Haziran 2013-Özlem Günyol/Mustafa Kunt, 2015

"Sanatçıların öncesi ve sonrası var ve görsel kültür içinde türlü şeylerden ve birbirlerinden esinlenerek işler üretmekteler. Bu sergi var olan bu düzeni, sanatçıların birbirlerini giyinerek oynadığı bir oyuna dönüştürüyor" diyor Pektaş Artful Living'e verdiği röportajda. Devamında da özgünlük sorusuna değiniyor. "Özgünlük yok demiyorum elbette. Ama özgünlük bir takıntıya dönüşerek yaratıcılığın sonsuz evrenini boğmamalı. Zira bu çağda görsel kültürün sınırsızlığında kültürel ve politik bir tavır olarak başka imgeler vasıtasıyla yeni eleştiriler yapılabilir/yapılmakta." Pektaş özgünlük takıntısını bir yana bırakıp üretime çağrı yapıyor.

Dikefalos - Erinç Seymen, 2018

Pektaş'ın hazırladığı sergi metni eski tarihli işlerle yeni üretimlerin karşılaşmasını, işlerin birbiriyle form ve içerik açısından diyalog kurma şeklini ayrıntılarıyla aktarıyor. Hepsini tekrar etmeye gerek yok. Ancak Mehtap Baydu'nun 2015 tarihli Kıyafet işiyle, ondan esinle üretilen Erinç Seymen'in Dikefalos (2018) işine bakalım. Baydu'nun çiçek desenli kumaştan üretilen bir çift erkek ayakkabısı direkt olarak işaret ettiği şekliyle toplumsal cinsiyet kodlarını ters yüz ediyor. Dikefalos işindeyse Seymen miğferlerle ayakkabıları "bağlayarak" hem meseleyi tarihselleştiriyor, hem de cinsiyete dair okumasını queer kavramına taşıyor. İki iş bir yandan da 10 yıl önce cinselliği nasıl ele aldığımızla bugünkü perspektifi yan yana getiriyor.

Kıyafet-Mehtap Baydu, 2015

Bu serginin bir diğer önemli kısmı da sergi sürecinin işbirliği içinde gerçekleştirilmesi. Küratörün düşüncesiyle sanatçının iş üretim sürecinin birlikte tasarlanması. Sergiyi gezerken ve ikili işleri incelerken sanatçıların ve küratörün diyaloglarını hayal etmek olası. Güncel üretimlere yaslanan sergilerde bu tarz küratöryal müdahaleleri görmek o kadar kolay değil.

Güncel sanata dair tartışmalarda büyük laflar hoşumuza gidiyor.

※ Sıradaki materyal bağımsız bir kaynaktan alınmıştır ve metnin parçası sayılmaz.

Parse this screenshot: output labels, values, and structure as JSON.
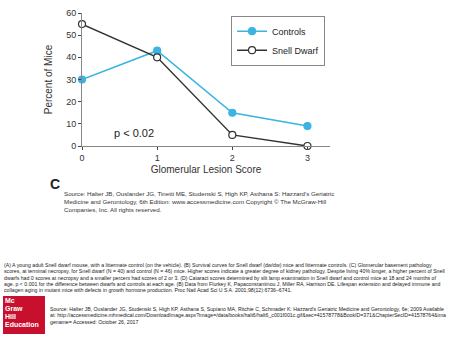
{
  "chart_data": {
    "type": "line",
    "x": [
      0,
      1,
      2,
      3
    ],
    "series": [
      {
        "name": "Controls",
        "color": "#3ab4e0",
        "marker": "circle",
        "values": [
          30,
          43,
          15,
          9
        ]
      },
      {
        "name": "Snell Dwarf",
        "color": "#333333",
        "marker": "open-circle",
        "values": [
          55,
          40,
          5,
          0
        ]
      }
    ],
    "x_label": "Glomerular Lesion Score",
    "y_label": "Percent of Mice",
    "xlim": [
      0,
      3.3
    ],
    "xticks": [
      0,
      1,
      2,
      3
    ],
    "ylim": [
      0,
      60
    ],
    "yticks": [
      0,
      10,
      20,
      30,
      40,
      50,
      60
    ],
    "grid": false,
    "legend": "upper right",
    "annotations": [
      {
        "text": "p < 0.02",
        "x": 0.4,
        "y": 6
      }
    ]
  },
  "panel_label": "C",
  "source": "Source: Halter JB, Ouslander JG, Tinetti ME, Studenski S, High KP, Asthana S: Hazzard's Geriatric Medicine and Gerontology, 6th Edition: www.accessmedicine.com Copyright © The McGraw-Hill Companies, Inc. All rights reserved.",
  "caption": "(A) A young adult Snell dwarf mouse, with a littermate control (on the vehicle). (B) Survival curves for Snell dwarf (dw/dw) mice and littermate controls. (C) Glomerular basement pathology scores, at terminal necropsy, for Snell dwarf (N = 40) and control (N = 46) mice. Higher scores indicate a greater degree of kidney pathology. Despite living 40% longer, a higher percent of Snell dwarfs had 0 scores at necropsy and a smaller percent had scores of 2 or 3. (D) Cataract scores determined by slit lamp examination in Snell dwarf and control mice at 18 and 24 months of age. p < 0.001 for the difference between dwarfs and controls at each age. (B) Data from Flurkey K, Papaconstantinou J, Miller RA, Harrison DE. Lifespan extension and delayed immune and collagen aging in mutant mice with defects in growth hormone production. Proc Natl Acad Sci U S A. 2001;98(12):6736–6741.",
  "caption_source": "Source: Halter JB, Ouslander JG, Studenski S, High KP, Asthana S, Supiano MA, Ritchie C, Schmader K: Hazzard's Geriatric Medicine and Gerontology, 6e; 2009 Available at: http://accessmedicine.mhmedical.com/DownloadImage.aspx?image=/data/books/halt6/halt6_c001f001c.gif&sec=41578778&BookID=371&ChapterSecID=41578764&imagename= Accessed: October 26, 2017",
  "logo": [
    "Mc",
    "Graw",
    "Hill",
    "Education"
  ]
}
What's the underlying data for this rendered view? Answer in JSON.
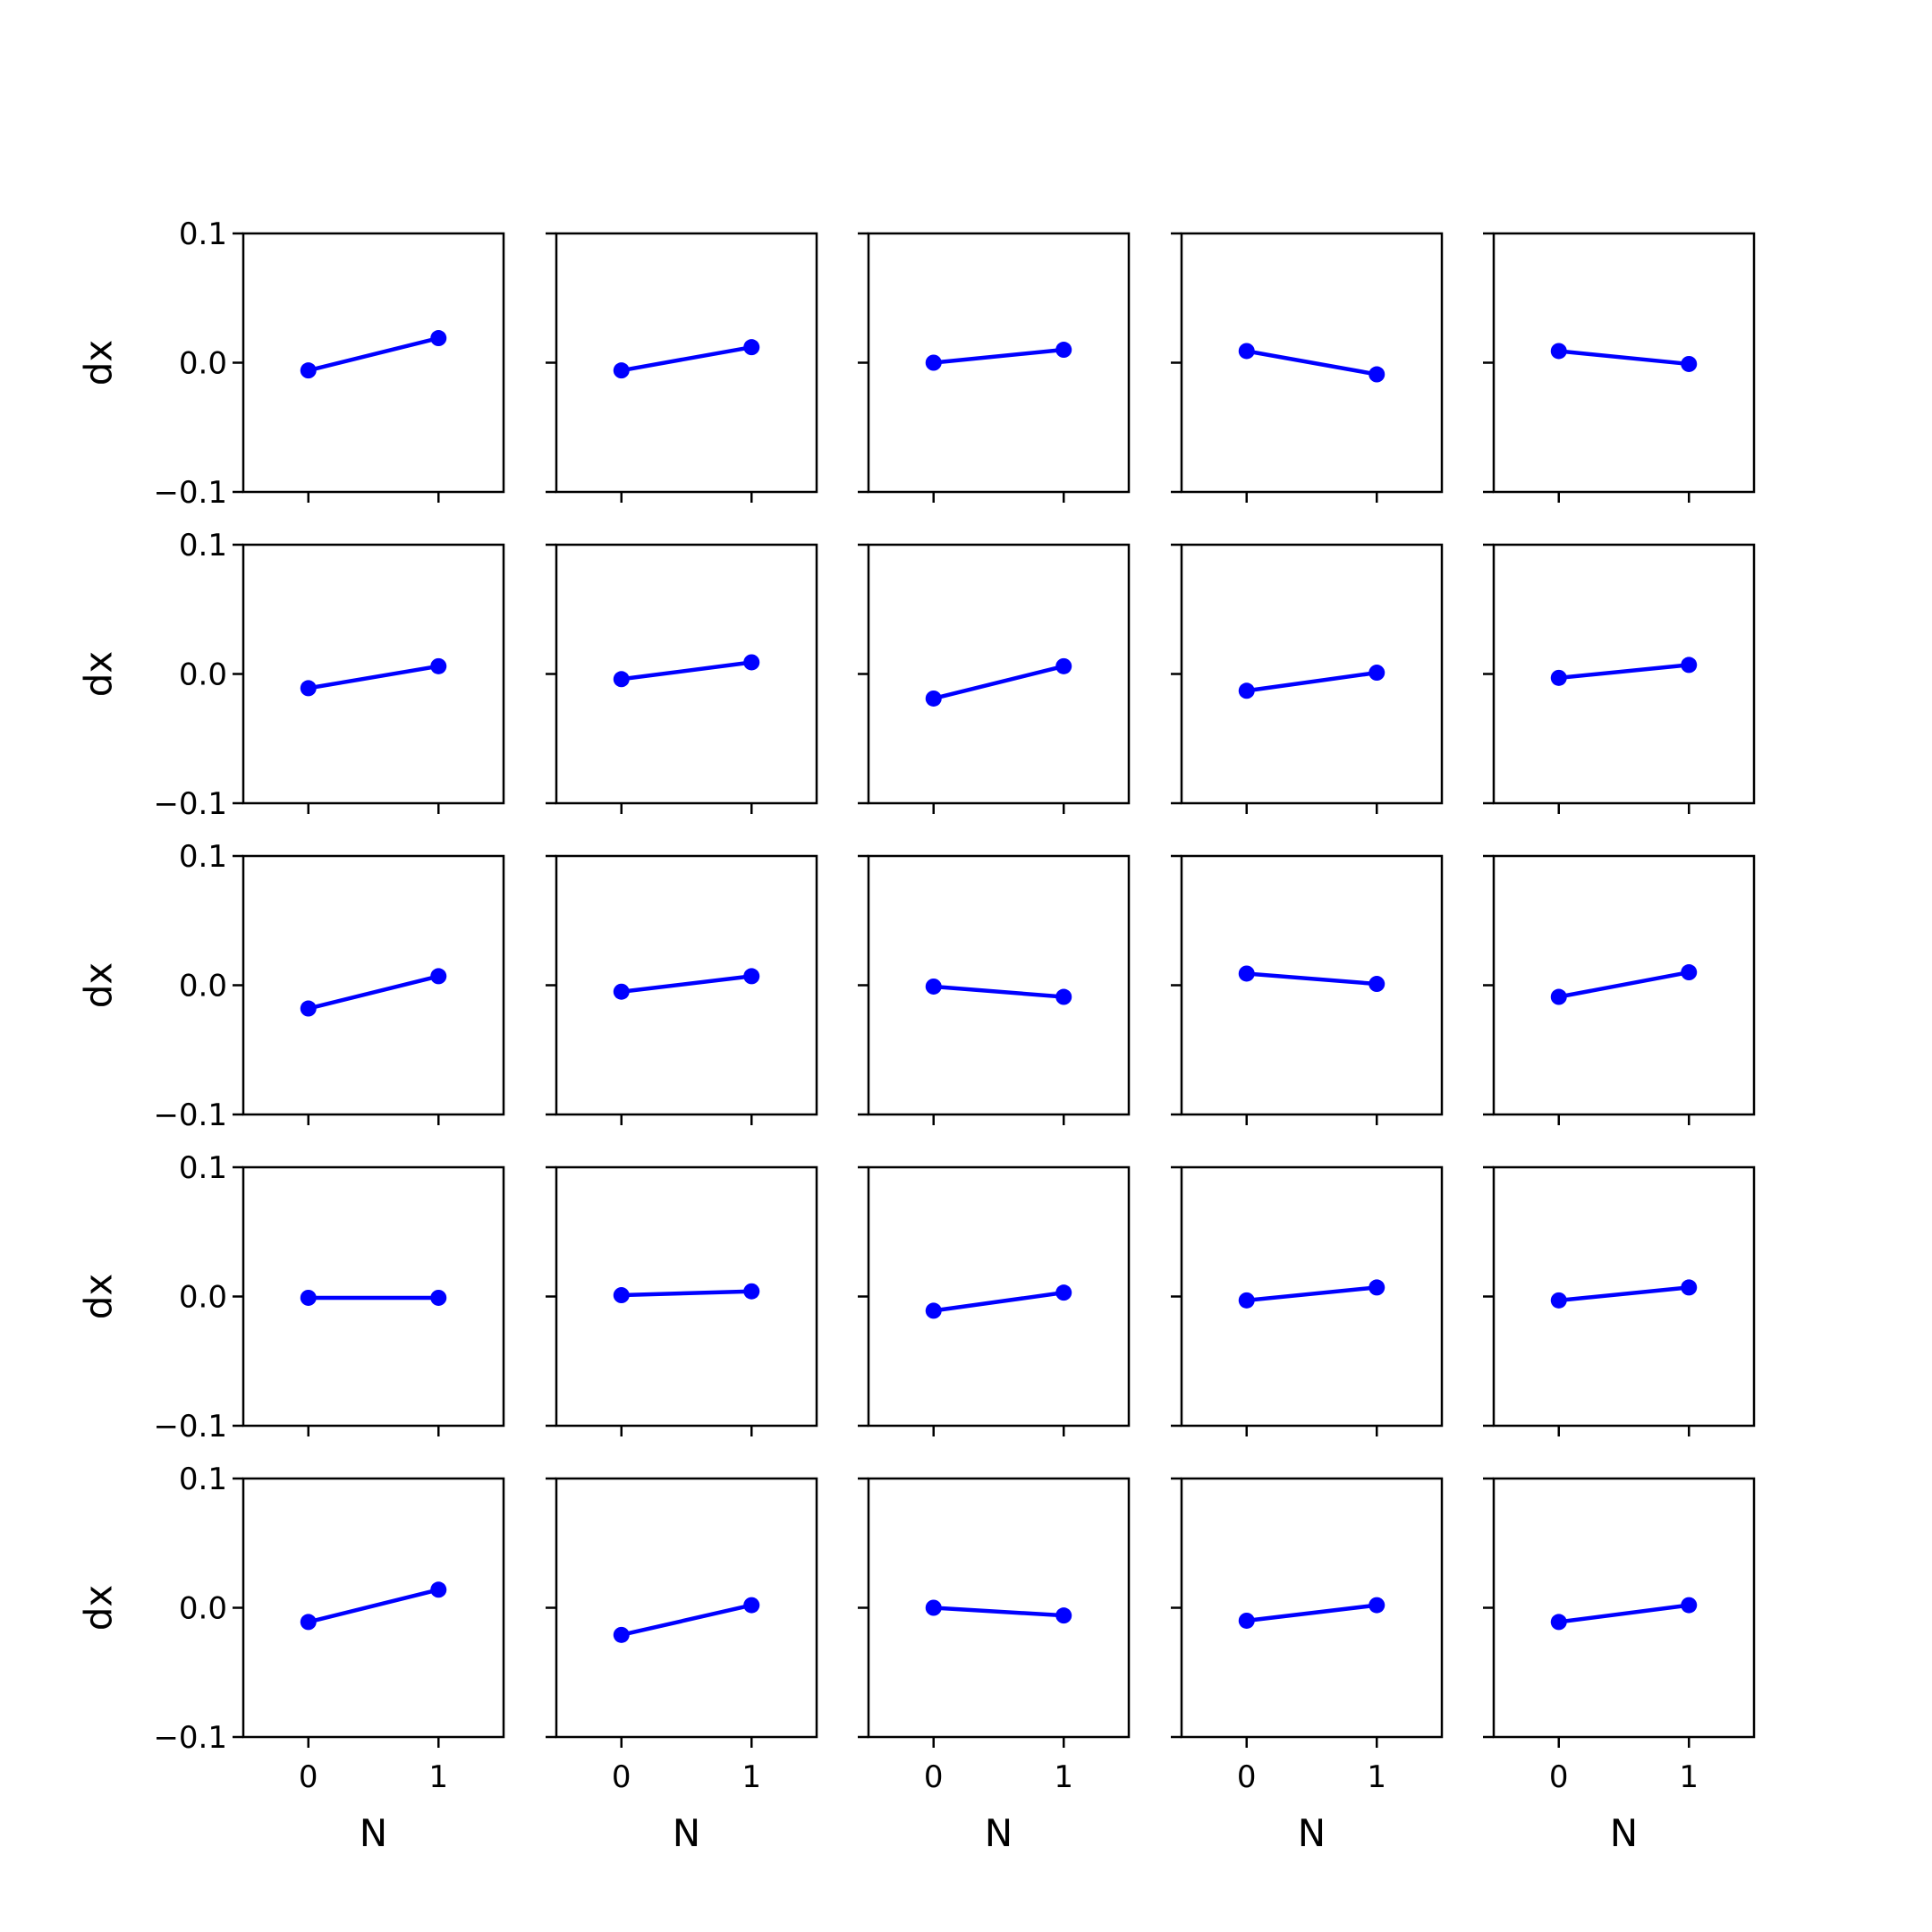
{
  "chart_data": {
    "type": "line",
    "layout": "5x5 grid of small multiples, shared axes",
    "grid": false,
    "line_color": "#0000ff",
    "xlabel": "N",
    "ylabel": "dx",
    "xticks": [
      "0",
      "1"
    ],
    "yticks": [
      "−0.1",
      "0.0",
      "0.1"
    ],
    "xlim": [
      -0.5,
      1.5
    ],
    "ylim": [
      -0.1,
      0.1
    ],
    "x": [
      0,
      1
    ],
    "panels": [
      [
        [
          -0.006,
          0.019
        ],
        [
          -0.006,
          0.012
        ],
        [
          0.0,
          0.01
        ],
        [
          0.009,
          -0.009
        ],
        [
          0.009,
          -0.001
        ]
      ],
      [
        [
          -0.011,
          0.006
        ],
        [
          -0.004,
          0.009
        ],
        [
          -0.019,
          0.006
        ],
        [
          -0.013,
          0.001
        ],
        [
          -0.003,
          0.007
        ]
      ],
      [
        [
          -0.018,
          0.007
        ],
        [
          -0.005,
          0.007
        ],
        [
          -0.001,
          -0.009
        ],
        [
          0.009,
          0.001
        ],
        [
          -0.009,
          0.01
        ]
      ],
      [
        [
          -0.001,
          -0.001
        ],
        [
          0.001,
          0.004
        ],
        [
          -0.011,
          0.003
        ],
        [
          -0.003,
          0.007
        ],
        [
          -0.003,
          0.007
        ]
      ],
      [
        [
          -0.011,
          0.014
        ],
        [
          -0.021,
          0.002
        ],
        [
          0.0,
          -0.006
        ],
        [
          -0.01,
          0.002
        ],
        [
          -0.011,
          0.002
        ]
      ]
    ]
  }
}
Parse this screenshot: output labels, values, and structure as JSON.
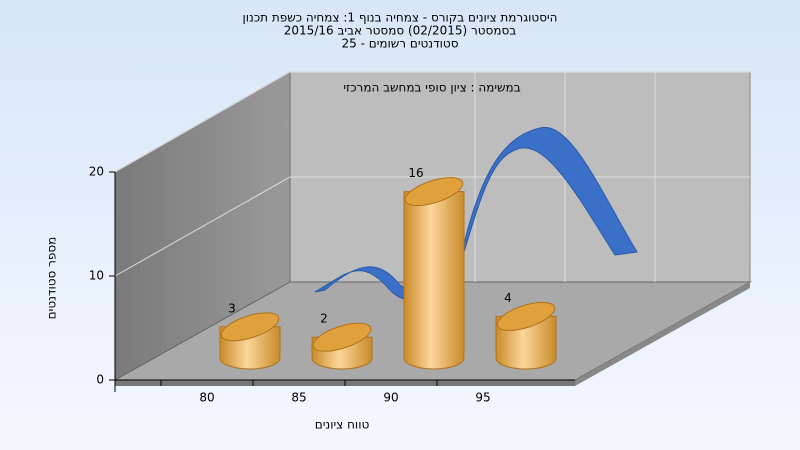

Ancak daha önemli olan, sanat tarihinin derinlerinde yatan meseleler var. İntihal mi? Hal mi? sergisi o derinde yatan üretim meselelerini açtığı için önemli.

Son bir not da Yapı Kredi Kültür Sanat hakkında. YKY'nin sene başında yenilenerek açılan binası hızlıca doyurucu bir sergileme alanına dönüştü. Eski ziyaretçi kitlesinin de önemli bir kısmını hemen geri kazandı. Şu an mesela dört sergi aynı anda görülebiliyor. Ancak her sergi bu kadar alımlanıyor mu, izleyici tarafından yeterince ilgi görüyor mu ve sanat dünyası ilgi gösteriyor mu emin değilim. Evet, YKY yenilenme sürecinde oluşan boşluğu doldurdu, ancak halen sergilere yeterince dikkat çekebildi mi emin olamıyorum. Belki de sergiler üzerine yeniden çalışma yapılmalı.